No Contract, No Problem: How to Recover What You Are Owed
Business relationships are typically governed by written or oral contracts. However, not all contracts are alike. Sometimes, the contract is not signed by all of the parties. Other times, the contract is missing key material terms. Generally, businesses and individuals assume that the entities they do business with will keep their word and pay them after services are performed.
What happens when the entity for whom you performed work refuses payment, contending that no contract exists? If there is in fact no legally enforceable contract, how do you recover the money you are owed?
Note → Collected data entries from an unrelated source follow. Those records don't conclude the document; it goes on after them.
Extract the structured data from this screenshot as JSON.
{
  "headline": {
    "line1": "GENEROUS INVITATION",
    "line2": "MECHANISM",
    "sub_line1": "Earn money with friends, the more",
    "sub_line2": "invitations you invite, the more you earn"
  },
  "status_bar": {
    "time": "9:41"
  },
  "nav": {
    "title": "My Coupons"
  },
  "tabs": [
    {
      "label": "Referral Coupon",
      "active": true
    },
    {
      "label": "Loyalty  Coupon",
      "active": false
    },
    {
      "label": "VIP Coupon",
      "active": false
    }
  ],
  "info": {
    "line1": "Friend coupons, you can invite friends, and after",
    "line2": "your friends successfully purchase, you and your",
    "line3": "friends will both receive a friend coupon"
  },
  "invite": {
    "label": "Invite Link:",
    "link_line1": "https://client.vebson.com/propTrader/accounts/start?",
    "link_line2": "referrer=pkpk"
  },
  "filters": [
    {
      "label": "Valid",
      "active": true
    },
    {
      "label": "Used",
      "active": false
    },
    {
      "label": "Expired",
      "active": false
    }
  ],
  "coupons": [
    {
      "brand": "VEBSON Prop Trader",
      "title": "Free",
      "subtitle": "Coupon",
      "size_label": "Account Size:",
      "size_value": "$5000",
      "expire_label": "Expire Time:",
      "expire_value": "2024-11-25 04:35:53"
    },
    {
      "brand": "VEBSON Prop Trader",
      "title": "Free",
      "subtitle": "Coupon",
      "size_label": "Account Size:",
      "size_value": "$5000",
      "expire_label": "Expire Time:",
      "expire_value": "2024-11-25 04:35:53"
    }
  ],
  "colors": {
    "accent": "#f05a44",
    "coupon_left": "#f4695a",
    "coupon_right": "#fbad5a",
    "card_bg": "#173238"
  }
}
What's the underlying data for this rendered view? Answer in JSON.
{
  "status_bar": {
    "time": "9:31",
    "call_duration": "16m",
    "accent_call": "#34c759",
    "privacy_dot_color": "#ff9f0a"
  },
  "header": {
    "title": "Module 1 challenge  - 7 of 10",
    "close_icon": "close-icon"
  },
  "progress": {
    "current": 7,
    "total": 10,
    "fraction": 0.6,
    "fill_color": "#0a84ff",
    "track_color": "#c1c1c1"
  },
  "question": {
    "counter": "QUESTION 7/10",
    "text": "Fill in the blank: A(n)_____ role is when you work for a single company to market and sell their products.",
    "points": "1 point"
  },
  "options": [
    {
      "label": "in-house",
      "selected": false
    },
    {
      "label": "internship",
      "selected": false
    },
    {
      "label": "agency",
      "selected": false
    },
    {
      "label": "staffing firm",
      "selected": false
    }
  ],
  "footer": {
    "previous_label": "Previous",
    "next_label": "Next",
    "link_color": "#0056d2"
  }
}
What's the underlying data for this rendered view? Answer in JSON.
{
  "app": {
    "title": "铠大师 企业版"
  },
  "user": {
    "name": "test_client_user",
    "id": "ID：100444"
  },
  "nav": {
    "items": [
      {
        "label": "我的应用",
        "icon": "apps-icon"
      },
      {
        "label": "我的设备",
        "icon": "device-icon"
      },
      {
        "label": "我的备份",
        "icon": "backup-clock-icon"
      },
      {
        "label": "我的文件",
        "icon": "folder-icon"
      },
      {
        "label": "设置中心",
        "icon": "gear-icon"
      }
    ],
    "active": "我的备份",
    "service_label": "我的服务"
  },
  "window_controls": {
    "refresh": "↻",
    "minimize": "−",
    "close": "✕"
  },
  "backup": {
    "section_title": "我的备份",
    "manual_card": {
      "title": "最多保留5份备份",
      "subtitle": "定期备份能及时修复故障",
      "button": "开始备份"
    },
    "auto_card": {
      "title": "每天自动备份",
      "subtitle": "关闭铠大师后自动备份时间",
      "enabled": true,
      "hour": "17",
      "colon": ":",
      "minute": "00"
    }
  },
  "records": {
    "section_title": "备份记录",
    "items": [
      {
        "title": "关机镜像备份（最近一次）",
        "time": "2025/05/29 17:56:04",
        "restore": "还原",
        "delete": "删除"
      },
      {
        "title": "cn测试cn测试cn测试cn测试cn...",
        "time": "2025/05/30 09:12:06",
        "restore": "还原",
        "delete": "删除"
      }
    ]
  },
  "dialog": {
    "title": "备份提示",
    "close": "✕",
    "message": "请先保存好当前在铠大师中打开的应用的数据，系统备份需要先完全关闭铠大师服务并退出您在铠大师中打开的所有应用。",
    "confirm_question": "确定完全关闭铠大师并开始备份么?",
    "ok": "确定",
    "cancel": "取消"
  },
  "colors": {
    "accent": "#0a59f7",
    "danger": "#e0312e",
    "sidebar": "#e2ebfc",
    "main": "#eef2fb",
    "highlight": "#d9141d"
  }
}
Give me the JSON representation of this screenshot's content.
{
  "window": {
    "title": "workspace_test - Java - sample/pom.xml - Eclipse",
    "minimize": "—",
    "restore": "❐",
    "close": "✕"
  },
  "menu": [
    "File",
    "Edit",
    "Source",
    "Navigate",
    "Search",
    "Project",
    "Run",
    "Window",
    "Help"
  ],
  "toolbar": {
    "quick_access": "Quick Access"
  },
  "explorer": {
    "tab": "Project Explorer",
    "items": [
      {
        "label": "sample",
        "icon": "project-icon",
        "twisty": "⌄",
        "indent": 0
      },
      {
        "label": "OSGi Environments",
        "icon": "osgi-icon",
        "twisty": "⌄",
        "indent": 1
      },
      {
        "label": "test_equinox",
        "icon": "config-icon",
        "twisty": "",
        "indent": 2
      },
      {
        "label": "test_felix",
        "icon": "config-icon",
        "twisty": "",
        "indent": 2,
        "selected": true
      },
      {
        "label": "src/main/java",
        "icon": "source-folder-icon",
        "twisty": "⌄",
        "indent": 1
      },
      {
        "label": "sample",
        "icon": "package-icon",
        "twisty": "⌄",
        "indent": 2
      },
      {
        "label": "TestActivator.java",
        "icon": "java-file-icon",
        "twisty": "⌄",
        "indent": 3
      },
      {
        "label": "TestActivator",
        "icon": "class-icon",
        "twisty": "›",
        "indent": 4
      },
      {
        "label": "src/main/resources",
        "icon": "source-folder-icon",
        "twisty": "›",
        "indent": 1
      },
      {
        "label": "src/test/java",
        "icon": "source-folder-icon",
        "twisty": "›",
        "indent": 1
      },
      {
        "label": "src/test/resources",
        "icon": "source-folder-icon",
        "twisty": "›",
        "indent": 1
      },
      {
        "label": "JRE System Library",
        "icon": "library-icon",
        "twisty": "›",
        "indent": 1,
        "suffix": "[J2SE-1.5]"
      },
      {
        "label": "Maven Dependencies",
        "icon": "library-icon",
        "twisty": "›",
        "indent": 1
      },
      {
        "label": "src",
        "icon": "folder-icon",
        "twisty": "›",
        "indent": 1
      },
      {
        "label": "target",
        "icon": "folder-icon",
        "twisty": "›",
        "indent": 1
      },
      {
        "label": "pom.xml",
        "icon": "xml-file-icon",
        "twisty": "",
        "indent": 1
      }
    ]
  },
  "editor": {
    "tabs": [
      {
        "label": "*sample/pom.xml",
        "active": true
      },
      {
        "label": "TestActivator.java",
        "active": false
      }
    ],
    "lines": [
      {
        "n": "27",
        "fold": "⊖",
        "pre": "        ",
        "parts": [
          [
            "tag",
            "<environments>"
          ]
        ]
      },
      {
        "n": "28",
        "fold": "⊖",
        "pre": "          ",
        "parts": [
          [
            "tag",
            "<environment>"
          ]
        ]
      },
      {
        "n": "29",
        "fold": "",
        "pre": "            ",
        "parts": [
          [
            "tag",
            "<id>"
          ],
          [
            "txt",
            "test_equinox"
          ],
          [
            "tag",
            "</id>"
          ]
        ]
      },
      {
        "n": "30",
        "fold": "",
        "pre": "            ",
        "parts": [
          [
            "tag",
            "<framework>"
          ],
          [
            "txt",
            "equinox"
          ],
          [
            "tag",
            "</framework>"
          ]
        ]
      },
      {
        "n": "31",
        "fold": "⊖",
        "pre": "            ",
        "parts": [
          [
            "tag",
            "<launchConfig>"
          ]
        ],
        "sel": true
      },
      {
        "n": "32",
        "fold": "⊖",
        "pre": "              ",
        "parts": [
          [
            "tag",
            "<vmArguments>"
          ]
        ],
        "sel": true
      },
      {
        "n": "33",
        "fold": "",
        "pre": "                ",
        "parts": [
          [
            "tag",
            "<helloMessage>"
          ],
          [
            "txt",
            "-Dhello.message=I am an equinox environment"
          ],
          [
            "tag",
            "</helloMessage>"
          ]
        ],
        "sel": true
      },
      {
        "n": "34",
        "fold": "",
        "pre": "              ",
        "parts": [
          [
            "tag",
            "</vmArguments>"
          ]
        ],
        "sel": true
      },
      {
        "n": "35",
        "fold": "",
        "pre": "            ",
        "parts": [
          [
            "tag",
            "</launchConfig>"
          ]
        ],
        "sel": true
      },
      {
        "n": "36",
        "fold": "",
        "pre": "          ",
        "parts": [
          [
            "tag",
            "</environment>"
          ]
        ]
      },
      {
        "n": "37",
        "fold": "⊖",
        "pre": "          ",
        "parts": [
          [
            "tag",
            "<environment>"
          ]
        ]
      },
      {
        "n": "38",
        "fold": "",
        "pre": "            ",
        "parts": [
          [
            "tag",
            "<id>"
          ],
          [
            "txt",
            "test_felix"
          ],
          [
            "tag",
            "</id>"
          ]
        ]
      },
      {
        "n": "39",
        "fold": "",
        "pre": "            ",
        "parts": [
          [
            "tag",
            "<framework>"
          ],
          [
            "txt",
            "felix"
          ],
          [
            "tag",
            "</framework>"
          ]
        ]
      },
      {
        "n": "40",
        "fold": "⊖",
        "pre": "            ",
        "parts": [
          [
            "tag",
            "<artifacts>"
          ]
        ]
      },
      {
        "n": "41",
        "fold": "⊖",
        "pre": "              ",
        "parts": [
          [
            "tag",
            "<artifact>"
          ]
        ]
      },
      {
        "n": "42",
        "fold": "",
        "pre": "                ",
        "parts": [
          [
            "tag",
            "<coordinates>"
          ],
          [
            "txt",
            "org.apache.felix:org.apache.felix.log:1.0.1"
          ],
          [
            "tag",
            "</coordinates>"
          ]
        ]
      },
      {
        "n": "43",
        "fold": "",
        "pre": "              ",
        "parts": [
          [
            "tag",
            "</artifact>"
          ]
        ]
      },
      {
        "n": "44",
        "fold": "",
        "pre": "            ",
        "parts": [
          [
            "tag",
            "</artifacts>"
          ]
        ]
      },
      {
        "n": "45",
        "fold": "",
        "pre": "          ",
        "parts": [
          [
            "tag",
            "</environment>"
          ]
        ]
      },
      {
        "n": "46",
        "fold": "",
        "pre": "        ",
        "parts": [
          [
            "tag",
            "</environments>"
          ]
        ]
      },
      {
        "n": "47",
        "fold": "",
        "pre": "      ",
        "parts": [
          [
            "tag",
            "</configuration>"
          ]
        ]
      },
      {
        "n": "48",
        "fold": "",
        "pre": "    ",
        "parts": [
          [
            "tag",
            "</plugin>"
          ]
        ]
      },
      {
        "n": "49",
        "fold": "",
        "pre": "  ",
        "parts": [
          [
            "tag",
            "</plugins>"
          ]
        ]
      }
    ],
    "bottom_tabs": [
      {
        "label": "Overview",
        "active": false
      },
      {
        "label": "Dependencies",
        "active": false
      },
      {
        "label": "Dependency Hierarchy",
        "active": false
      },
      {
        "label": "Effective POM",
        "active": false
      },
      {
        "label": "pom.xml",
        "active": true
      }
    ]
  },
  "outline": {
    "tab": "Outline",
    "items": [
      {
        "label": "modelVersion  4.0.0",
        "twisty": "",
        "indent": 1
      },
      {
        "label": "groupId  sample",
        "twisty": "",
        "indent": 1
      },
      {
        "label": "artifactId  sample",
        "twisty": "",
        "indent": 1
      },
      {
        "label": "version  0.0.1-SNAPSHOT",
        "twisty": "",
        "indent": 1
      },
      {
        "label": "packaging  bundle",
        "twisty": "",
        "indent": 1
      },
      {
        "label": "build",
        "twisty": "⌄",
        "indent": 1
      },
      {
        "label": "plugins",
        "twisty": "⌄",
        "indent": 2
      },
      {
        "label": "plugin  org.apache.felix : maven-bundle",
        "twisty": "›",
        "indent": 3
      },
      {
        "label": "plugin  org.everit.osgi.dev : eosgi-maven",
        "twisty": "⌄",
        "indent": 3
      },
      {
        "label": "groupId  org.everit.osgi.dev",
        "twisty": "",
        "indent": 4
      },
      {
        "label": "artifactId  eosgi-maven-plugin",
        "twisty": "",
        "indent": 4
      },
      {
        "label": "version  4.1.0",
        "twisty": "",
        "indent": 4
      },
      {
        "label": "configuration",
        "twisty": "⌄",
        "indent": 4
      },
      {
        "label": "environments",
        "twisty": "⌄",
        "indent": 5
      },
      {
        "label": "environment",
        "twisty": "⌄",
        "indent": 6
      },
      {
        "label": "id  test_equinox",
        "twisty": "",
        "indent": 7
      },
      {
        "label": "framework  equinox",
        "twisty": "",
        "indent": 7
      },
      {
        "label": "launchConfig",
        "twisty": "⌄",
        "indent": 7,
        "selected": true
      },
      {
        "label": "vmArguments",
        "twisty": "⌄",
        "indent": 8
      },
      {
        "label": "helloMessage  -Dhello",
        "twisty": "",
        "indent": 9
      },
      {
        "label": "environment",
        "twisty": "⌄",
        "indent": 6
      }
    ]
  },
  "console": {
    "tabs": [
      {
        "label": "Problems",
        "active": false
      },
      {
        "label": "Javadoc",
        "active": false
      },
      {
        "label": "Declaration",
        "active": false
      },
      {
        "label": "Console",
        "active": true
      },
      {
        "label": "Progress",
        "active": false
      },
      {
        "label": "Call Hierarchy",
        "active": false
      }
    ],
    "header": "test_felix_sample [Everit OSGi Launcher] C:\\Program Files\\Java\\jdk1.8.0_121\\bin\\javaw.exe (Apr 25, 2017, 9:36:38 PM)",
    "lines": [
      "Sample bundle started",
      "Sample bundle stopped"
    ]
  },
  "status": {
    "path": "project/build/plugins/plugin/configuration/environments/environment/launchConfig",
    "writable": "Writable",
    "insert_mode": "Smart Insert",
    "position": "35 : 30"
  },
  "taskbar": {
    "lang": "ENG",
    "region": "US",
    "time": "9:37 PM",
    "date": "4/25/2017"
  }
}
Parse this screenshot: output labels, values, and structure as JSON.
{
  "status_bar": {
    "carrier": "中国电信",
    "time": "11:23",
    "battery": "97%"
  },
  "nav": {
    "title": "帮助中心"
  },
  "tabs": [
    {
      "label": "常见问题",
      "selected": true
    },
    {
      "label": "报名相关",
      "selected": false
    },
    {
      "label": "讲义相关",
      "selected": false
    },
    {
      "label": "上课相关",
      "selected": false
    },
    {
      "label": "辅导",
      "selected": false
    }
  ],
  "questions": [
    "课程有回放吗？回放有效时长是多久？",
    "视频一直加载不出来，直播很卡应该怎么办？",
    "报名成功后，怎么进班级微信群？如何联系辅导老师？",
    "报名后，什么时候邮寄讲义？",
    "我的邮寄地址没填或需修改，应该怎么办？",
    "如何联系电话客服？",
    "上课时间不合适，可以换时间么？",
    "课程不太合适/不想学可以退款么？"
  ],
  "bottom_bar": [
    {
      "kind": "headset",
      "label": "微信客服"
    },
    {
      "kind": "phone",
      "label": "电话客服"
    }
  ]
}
Thankfully, the law has developed equitable remedies that will allow you to recover for the services you performed, even if no contract exists. Specifically, you may have a claim for either quantum meruit or unjust enrichment (or both). Both equitable principles assume that no contract exists between the parties. Quantum meruit is Latin for “what one has earned” and it stands for the equitable principle that an individual who performed non-gratuitous work should be entitled to the reasonable value of his or her services. Similarly, unjust enrichment imposes an equitable obligation on someone who has received a benefit to the detriment of another, which includes compensating the party who incurred the detriment.
Asserting a claim based on either theory, however, would not entitle you to recover your attorneys’ fees. This underscores the importance of having a written contract in place to ensure you receive the full value of the work you perform.